Shoppen und Ficken
Ravenhill wollte ein Stück schreiben, in dem er eine Gesellschaft zeigt, deren Leben und Denken ganz vom Geld geprägt ist. In den neunziger Jahren entstand „Shoppen und Ficken“, eine schonungslose Bestandsaufnahme unter jungen Erwachsenen einer Großstadt, die keine Illusionen mehr erlaubt.
Die jungen Laute vermeiden Beziehungen, weil sie die emotionalen Abhängigkeiten fürchten. Sie erklären sie lieber zu geschäftlichen Partnerschaften, die nichts weiter zu bedeuten hätten. Käuflicher Sex ist ihnen am liebsten.
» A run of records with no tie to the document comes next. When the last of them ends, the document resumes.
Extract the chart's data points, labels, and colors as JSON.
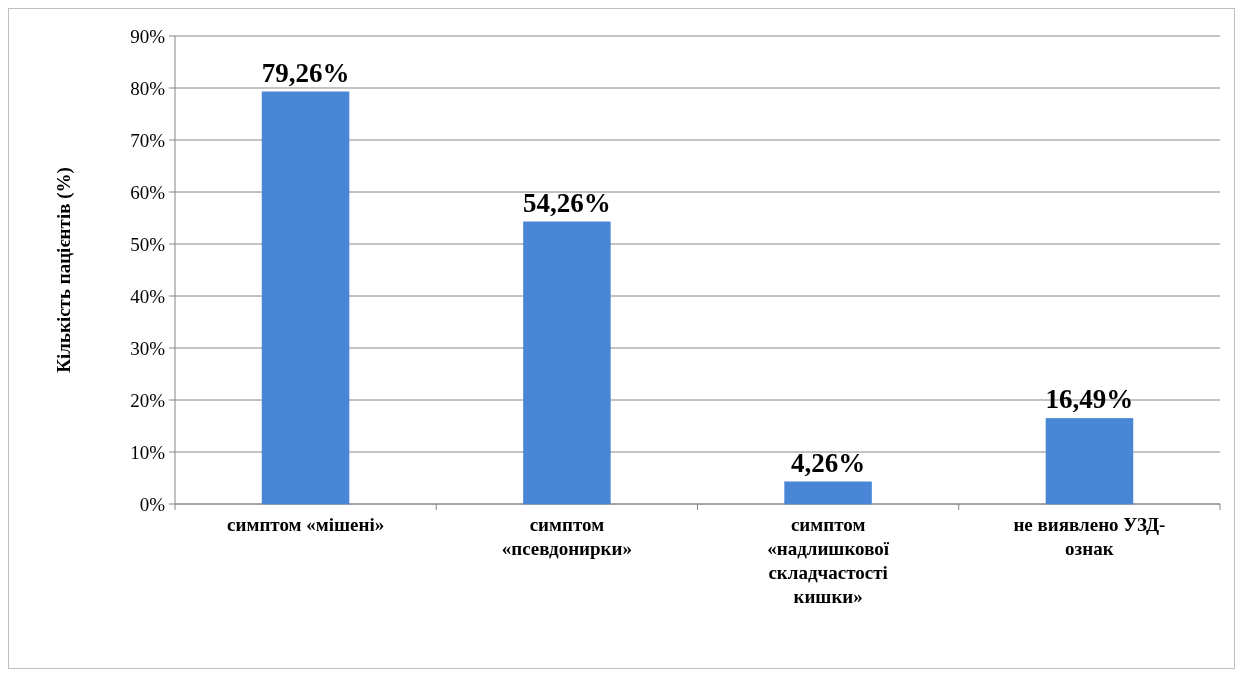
{
  "chart_data": {
    "type": "bar",
    "ylabel": "Кількість пацієнтів (%)",
    "categories": [
      "симптом «мішені»",
      "симптом «псевдонирки»",
      "симптом «надлишкової складчастості кишки»",
      "не виявлено УЗД-ознак"
    ],
    "values": [
      79.26,
      54.26,
      4.26,
      16.49
    ],
    "value_labels": [
      "79,26%",
      "54,26%",
      "4,26%",
      "16,49%"
    ],
    "color": "#4a86d6",
    "ylim": [
      0,
      90
    ],
    "yticks": [
      {
        "value": 0,
        "label": "0%"
      },
      {
        "value": 10,
        "label": "10%"
      },
      {
        "value": 20,
        "label": "20%"
      },
      {
        "value": 30,
        "label": "30%"
      },
      {
        "value": 40,
        "label": "40%"
      },
      {
        "value": 50,
        "label": "50%"
      },
      {
        "value": 60,
        "label": "60%"
      },
      {
        "value": 70,
        "label": "70%"
      },
      {
        "value": 80,
        "label": "80%"
      },
      {
        "value": 90,
        "label": "90%"
      }
    ],
    "grid": "y"
  }
}
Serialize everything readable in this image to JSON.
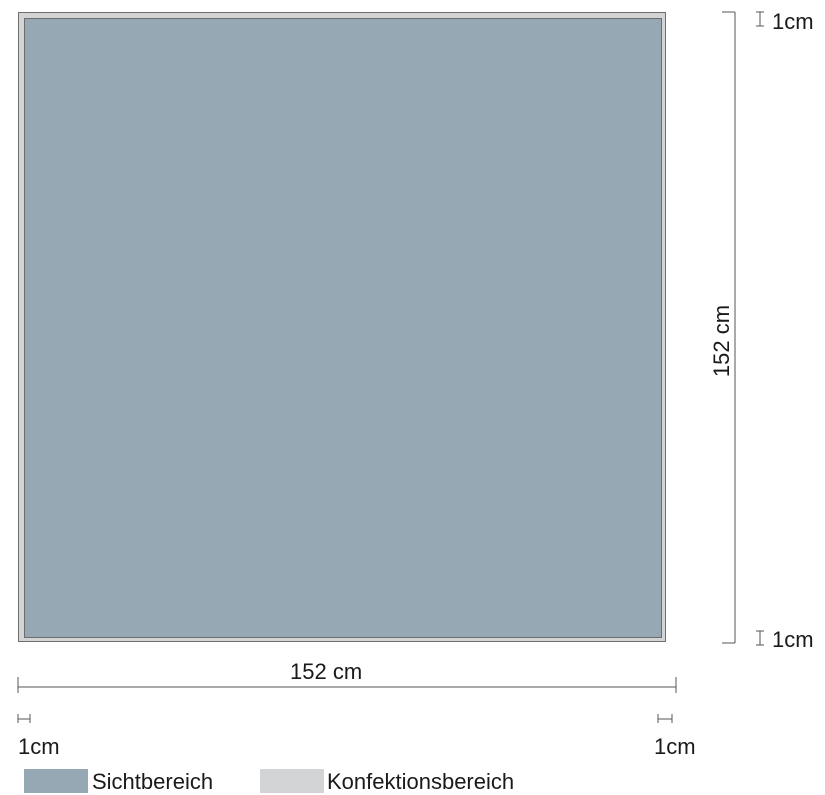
{
  "dimensions": {
    "width": {
      "value": 152,
      "label": "152 cm"
    },
    "height": {
      "value": 152,
      "label": "152 cm"
    },
    "margin_top": "1cm",
    "margin_bottom": "1cm",
    "margin_left": "1cm",
    "margin_right": "1cm"
  },
  "legend": [
    {
      "label": "Sichtbereich",
      "color": "#95a8b3"
    },
    {
      "label": "Konfektionsbereich",
      "color": "#d3d4d5"
    }
  ],
  "colors": {
    "visible_area": "#95a8b3",
    "finishing_area": "#d3d4d5",
    "line": "#6e6e6e"
  }
}
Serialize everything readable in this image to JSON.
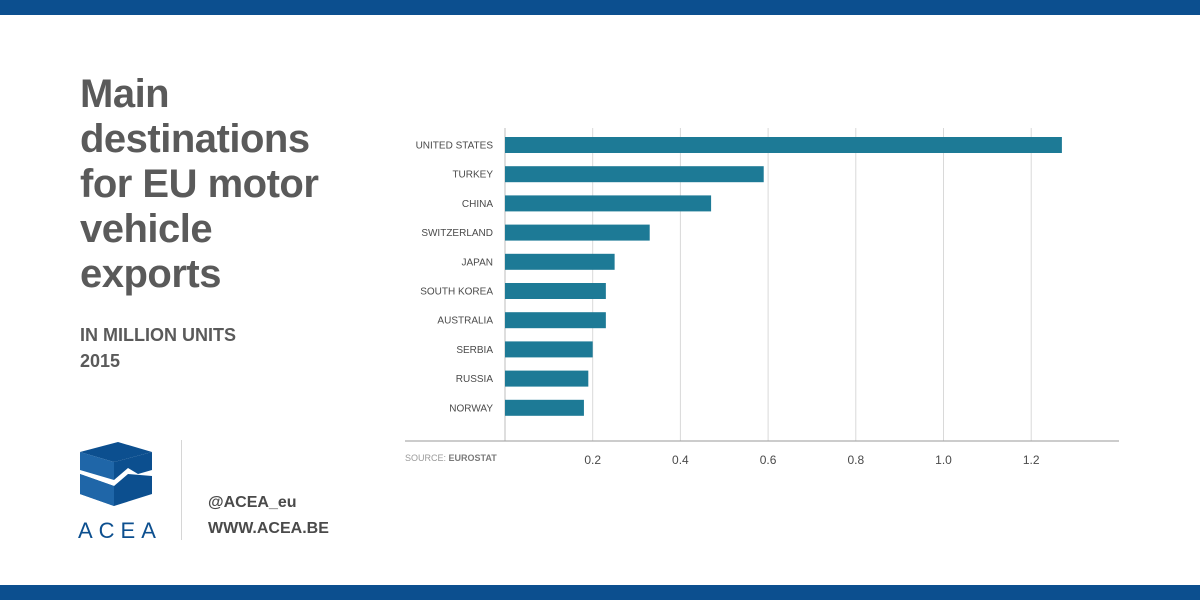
{
  "header": {
    "title": "Main destinations for EU motor vehicle exports",
    "unit": "IN MILLION UNITS",
    "year": "2015"
  },
  "logo": {
    "wordmark": "ACEA",
    "color": "#0c4f8f"
  },
  "contact": {
    "twitter": "@ACEA_eu",
    "website": "WWW.ACEA.BE"
  },
  "source": {
    "prefix": "SOURCE:",
    "name": "EUROSTAT"
  },
  "colors": {
    "band": "#0c4f8f",
    "bar": "#1d7a96",
    "text": "#5a5a5a",
    "grid": "#d9d9d9"
  },
  "chart_data": {
    "type": "bar",
    "orientation": "horizontal",
    "categories": [
      "UNITED STATES",
      "TURKEY",
      "CHINA",
      "SWITZERLAND",
      "JAPAN",
      "SOUTH KOREA",
      "AUSTRALIA",
      "SERBIA",
      "RUSSIA",
      "NORWAY"
    ],
    "values": [
      1.27,
      0.59,
      0.47,
      0.33,
      0.25,
      0.23,
      0.23,
      0.2,
      0.19,
      0.18
    ],
    "xlim": [
      0,
      1.4
    ],
    "xticks": [
      0.2,
      0.4,
      0.6,
      0.8,
      1.0,
      1.2
    ],
    "xtick_labels": [
      "0.2",
      "0.4",
      "0.6",
      "0.8",
      "1.0",
      "1.2"
    ],
    "grid": true,
    "legend": "none"
  }
}
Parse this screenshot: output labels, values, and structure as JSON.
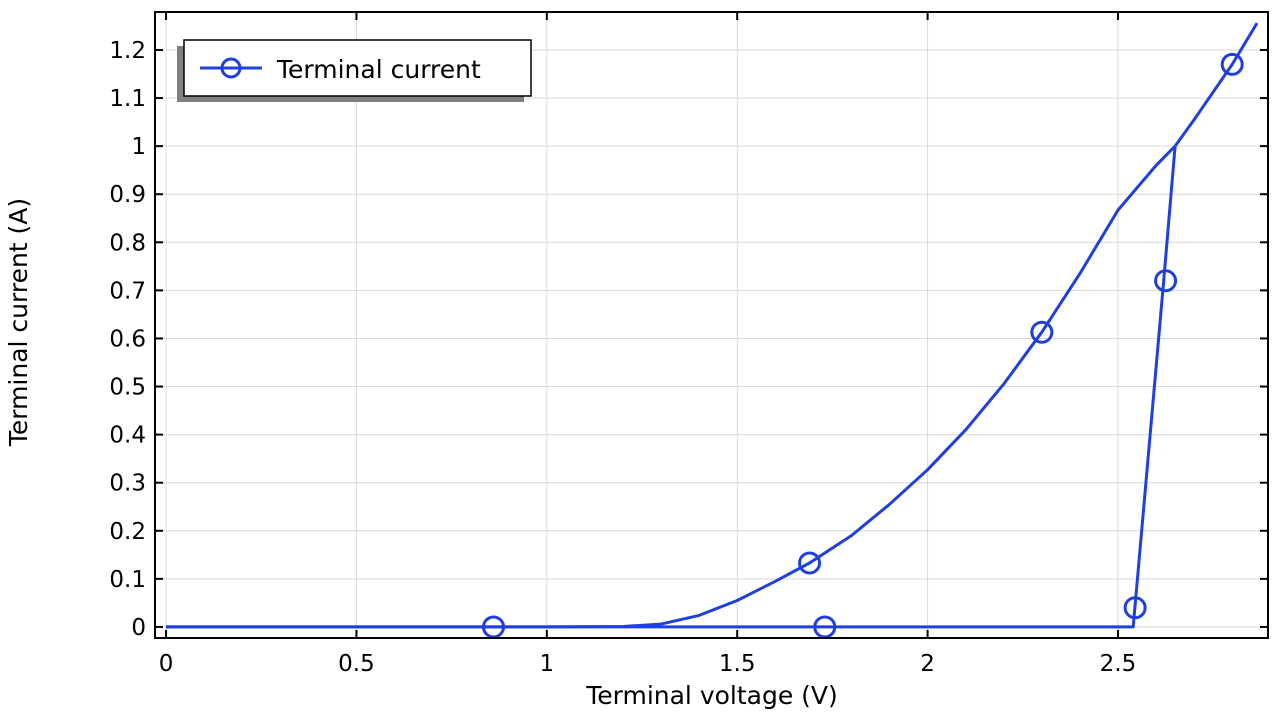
{
  "chart_data": {
    "type": "line",
    "title": "",
    "xlabel": "Terminal voltage (V)",
    "ylabel": "Terminal current (A)",
    "xlim": [
      -0.029,
      2.894
    ],
    "ylim": [
      -0.023,
      1.279
    ],
    "xticks": [
      0,
      0.5,
      1,
      1.5,
      2,
      2.5
    ],
    "xtick_labels": [
      "0",
      "0.5",
      "1",
      "1.5",
      "2",
      "2.5"
    ],
    "yticks": [
      0,
      0.1,
      0.2,
      0.3,
      0.4,
      0.5,
      0.6,
      0.7,
      0.8,
      0.9,
      1,
      1.1,
      1.2
    ],
    "ytick_labels": [
      "0",
      "0.1",
      "0.2",
      "0.3",
      "0.4",
      "0.5",
      "0.6",
      "0.7",
      "0.8",
      "0.9",
      "1",
      "1.1",
      "1.2"
    ],
    "grid": true,
    "legend": {
      "placement": "top-left",
      "entries": [
        "Terminal current"
      ]
    },
    "color": "#1f3fe0",
    "series": [
      {
        "name": "Terminal current",
        "branches": [
          {
            "x": [
              0,
              1.0,
              1.2,
              1.3,
              1.4,
              1.5,
              1.6,
              1.69,
              1.8,
              1.9,
              2.0,
              2.1,
              2.2,
              2.3,
              2.4,
              2.5,
              2.6,
              2.65,
              2.7,
              2.8,
              2.865
            ],
            "y": [
              0,
              0,
              0.001,
              0.006,
              0.024,
              0.055,
              0.095,
              0.133,
              0.19,
              0.255,
              0.327,
              0.41,
              0.505,
              0.613,
              0.735,
              0.867,
              0.96,
              1.0,
              1.055,
              1.17,
              1.256
            ]
          },
          {
            "x": [
              0,
              1.73,
              2.54,
              2.62,
              2.65
            ],
            "y": [
              0,
              0,
              0.0,
              0.72,
              1.0
            ]
          }
        ],
        "markers": {
          "x": [
            0.86,
            1.69,
            2.3,
            2.8,
            1.73,
            2.545,
            2.625
          ],
          "y": [
            0,
            0.133,
            0.613,
            1.17,
            0,
            0.04,
            0.72
          ]
        }
      }
    ]
  }
}
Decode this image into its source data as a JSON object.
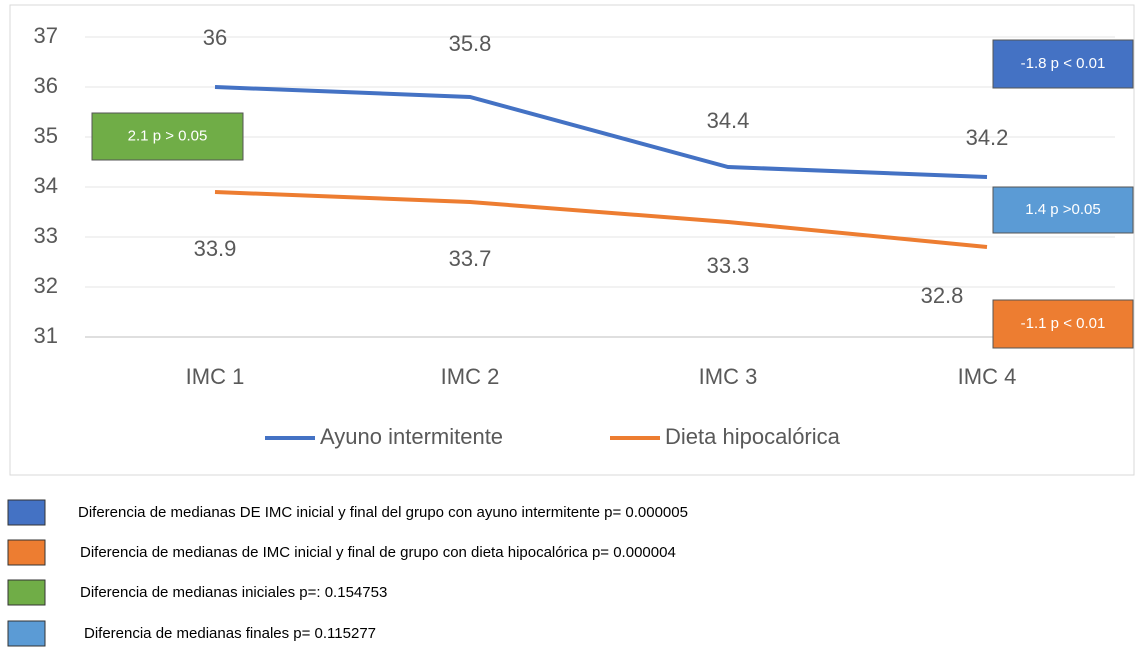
{
  "chart_data": {
    "type": "line",
    "categories": [
      "IMC 1",
      "IMC 2",
      "IMC 3",
      "IMC 4"
    ],
    "series": [
      {
        "name": "Ayuno intermitente",
        "color": "#4472c4",
        "values": [
          36,
          35.8,
          34.4,
          34.2
        ]
      },
      {
        "name": "Dieta hipocalórica",
        "color": "#ed7d31",
        "values": [
          33.9,
          33.7,
          33.3,
          32.8
        ]
      }
    ],
    "ylim": [
      31,
      37
    ],
    "yticks": [
      31,
      32,
      33,
      34,
      35,
      36,
      37
    ],
    "grid": true,
    "legend": "bottom",
    "annotations": [
      {
        "text": "-1.8 p < 0.01",
        "color": "#4472c4"
      },
      {
        "text": "2.1 p > 0.05",
        "color": "#70ad47"
      },
      {
        "text": "1.4 p >0.05",
        "color": "#5b9bd5"
      },
      {
        "text": "-1.1 p < 0.01",
        "color": "#ed7d31"
      }
    ],
    "notes": [
      {
        "text": "Diferencia de medianas DE IMC inicial y final del grupo con ayuno intermitente p= 0.000005",
        "color": "#4472c4"
      },
      {
        "text": "Diferencia de medianas de IMC inicial y final de grupo con dieta hipocalórica p= 0.000004",
        "color": "#ed7d31"
      },
      {
        "text": "Diferencia de medianas iniciales p=: 0.154753",
        "color": "#70ad47"
      },
      {
        "text": "Diferencia de medianas finales p= 0.115277",
        "color": "#5b9bd5"
      }
    ]
  }
}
Komisch dass sie aber dennoch das Gefühl nicht loswerden können, dass ihnen etwas Wesentliches fehlt. Die gemeinsame Einnahme von Drogen kann zeitweise eine Art von Glückgefühl ersetzen. Wenn doch ein Gefühl der Sehnsucht nach Nähe sich in ihren Gefühlshaushalt einschleichen sollte, verbergen sie es unter Aggression. Küssen und Schlagen liegen ebenso dicht beieinander wie Sexualität und Blut.
Nils Danile Finckh erspart den Zuschauern nichts in seiner Inszenierung in der Theaterfabrik. Schonungsloses, hart auf den wunden Punkt gebrachtes, konzentriertes Theater, das berührt und aufwühlt. Er hat wunderbare Schauspieler für sein Projekt gewinnen können, die dieWut, die Verzweiflung genauso spürbar machen können wie die Sehnsucht, Liebebedürftigkeit und Hilflosigkeit. Als Bühne reicht ein Viereck im schwarz angestrichenen Theatersaal mit vielen weißen Luftballons. Sie zerplatzen im Laufe des Abends ebenso wie die Träume der jungen Leute und offenbaren ihren tatsächlichen Inhalt: blutrote Farbe.